L’UE dégaine son « Made in Europe » : préférence européenne dans les marchés publics pour l’acier, les batteries et l’automobile

L'Industrial Accelerator Act, présenté le 4 mars 2026, introduit des critères de contenu local dans les marchés publics européens pour l'automobile, l'éolien, les batteries et l'acier. Ce que les dirigeants et directeurs achats doivent anticiper.

Trois reports plus tard, la Commission européenne a finalement présenté son Industrial Accelerator Act (IAA) le 4 mars 2026. Derrière le slogan « Made in Europe », c’est un changement de doctrine que Bruxelles officialise : la préférence européenne dans les marchés publics et les aides d’État cesse d’être un tabou pour devenir un levier assumé de politique industrielle.

Un plan qui mise sur la localisation des chaînes de valeur

L’objectif affiché est ambitieux : ramener la part de l’industrie dans le PIB européen à 20 % d’ici 2035, contre 14 % aujourd’hui. Pour y parvenir, l’IAA introduit des critères de contenu local dans les secteurs jugés stratégiques. Dans l’automobile, les constructeurs ne pourront bénéficier des soutiens publics que si 70 % des composants (hors batteries) sont produits en Europe — seuil qui s’accompagne d’exigences sur les cellules de batteries et sur les matériaux (25 % d’aluminium et d’acier vert d’origine européenne). Dans l’éolien, les électrolyseurs, les pompes à chaleur et le photovoltaïque, des critères similaires s’appliquent.

Les plastiques et l’aluminium entrent également dans le périmètre, avec des seuils d’origine européenne fixés respectivement à 30 % et 25 %. Pour les investisseurs étrangers opérant dans les secteurs stratégiques — batteries, véhicules électriques, matières premières critiques —, au moins 50 % des employés devront être basés en Europe.

La Chine dans le viseur, Washington en arrière-plan

Le plan ne cite pas explicitement les tariffs douaniers américains de 15 % imposés par l’administration Trump, mais il y répond de facto. L’IAA établit une préférence pour les partenaires « aux vues similaires » dans les appels d’offres publics, tout en excluant la Chine des soutiens. Bruxelles justifie cette exclusion par vingt ans de pratiques discriminatoires envers les entreprises européennes sur le marché chinois.

Sans base industrielle forte, pas de modèle social européen.— Stéphane Séjourné, vice-président exécutif de la Commission européenne

L’Allemagne, traditionnellement attachée au libre-échange, a obtenu que les États-Unis et le Royaume-Uni puissent être traités comme partenaires privilégiés dans certains dispositifs.
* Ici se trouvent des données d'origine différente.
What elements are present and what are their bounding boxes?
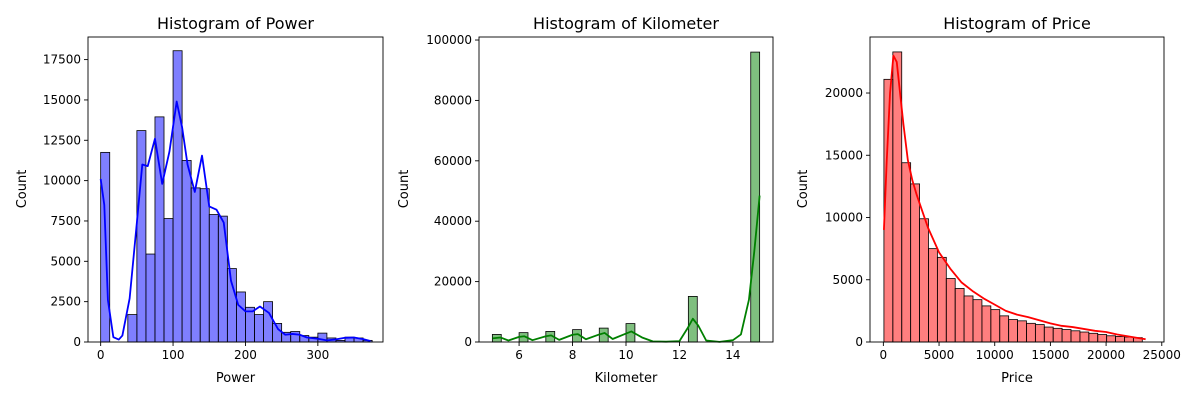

Cette concession reflète les tensions internes à l’UE : les pays nordiques et baltes redoutent qu’un régime trop strict décourage les investissements étrangers et limite l’accès aux technologies tierces.

Marchés publics : la révolution silencieuse

C’est dans les achats publics que les effets concrets se feront sentir le plus tôt. Le plan conditionne l’attribution des contrats publics à la localisation européenne de la production, créant mécaniquement une demande supplémentaire pour les industriels du continent. Les labels volontaires pour les produits bas-carbone — notamment pour l’acier, avec un calcul commun des émissions GES — visent à faciliter la comparaison entre offres et à valoriser les productions décarbonées.

Pour les directions des achats des grandes entreprises, l’enjeu est immédiat : les critères d’éligibilité conditionneront l’accès aux aides d’État et aux contrats publics. Les fournisseurs hors UE devront soit relocaliser une partie de leur production, soit accepter d’être écartés des dispositifs de soutien.

Un calendrier serré, des négociations à venir

Présentée après trois reports successifs — initialement prévue pour décembre 2025 —, l’IAA entre désormais en phase de négociation avec les États membres et le Parlement européen. Les premiers seuils s’appliquent dès l’adoption du texte ; des critères plus stricts, notamment sur les batteries, entreront en vigueur en 2030. Le financement du plan sera adossé au futur budget européen 2028-2034 et à un fonds de compétitivité dont les contours restent à définir.

Pour les industriels, l’heure est à l’adaptation : cartographier l’origine de ses composants, identifier les fournisseurs européens alternatifs et anticiper les nouvelles exigences documentaires dans les appels d’offres publics. Le « Made in Europe » n’est plus un slogan — c’est une exigence contractuelle en cours de codification.